Medieval villages and iconic towns like Assisi make Umbria a must visit place when you are on tour in Italy. The benedictine monks were the first to plant vineyards here and the red wines are warm and bold. They have benefited from their world renowned neighbour, Tuscany and use their traditional Italian style to their advantage.
The Montepulciano grape is famous in Abruzzo and throughout the world today. This region is widely known for its rose wines and mountainous landscape.
The Verdicchio grape is a sure encounter when you visit the Marche wine region of Italy. This is an acidic, dry white wine that goes perfectly with any fish dish on offer.

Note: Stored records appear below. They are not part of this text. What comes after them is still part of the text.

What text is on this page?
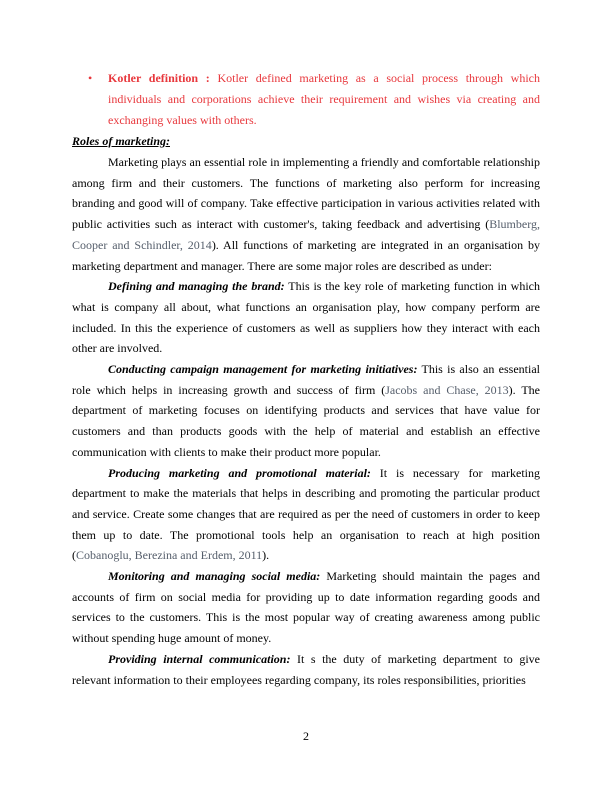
• Kotler definition : Kotler defined marketing as a social process through which individuals and corporations achieve their requirement and wishes via creating and exchanging values with others.
Roles of marketing:

Marketing plays an essential role in implementing a friendly and comfortable relationship among firm and their customers. The functions of marketing also perform for increasing branding and good will of company. Take effective participation in various activities related with public activities such as interact with customer's, taking feedback and advertising (Blumberg, Cooper and Schindler, 2014). All functions of marketing are integrated in an organisation by marketing department and manager. There are some major roles are described as under:

Defining and managing the brand: This is the key role of marketing function in which what is company all about, what functions an organisation play, how company perform are included. In this the experience of customers as well as suppliers how they interact with each other are involved.

Conducting campaign management for marketing initiatives: This is also an essential role which helps in increasing growth and success of firm (Jacobs and Chase, 2013). The department of marketing focuses on identifying products and services that have value for customers and than products goods with the help of material and establish an effective communication with clients to make their product more popular.

Producing marketing and promotional material: It is necessary for marketing department to make the materials that helps in describing and promoting the particular product and service. Create some changes that are required as per the need of customers in order to keep them up to date. The promotional tools help an organisation to reach at high position (Cobanoglu, Berezina and Erdem, 2011).

Monitoring and managing social media: Marketing should maintain the pages and accounts of firm on social media for providing up to date information regarding goods and services to the customers. This is the most popular way of creating awareness among public without spending huge amount of money.

Providing internal communication: It s the duty of marketing department to give relevant information to their employees regarding company, its roles responsibilities, priorities

2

When in Puglia you have reached the heel of Italy. Vineyards and olive groves create a patchwork blanket look in this region. Full bodied reds are a staple part of the diet in this area and you will enjoy getting to know the flagship primitivo grape that is famous in the towns of Lecce and Manduria.
Last but least is the Lazio wine region. Home to the capital of Italy, Rome, the volcanic hills of Lazio make the ideal landscape for crisp, white wines.
Wherever you go in Italy have a sip or two of the scrumptious wines on offer. You will learn about the land, the nature, the climate and the culture through its many delicious varieties of grapes.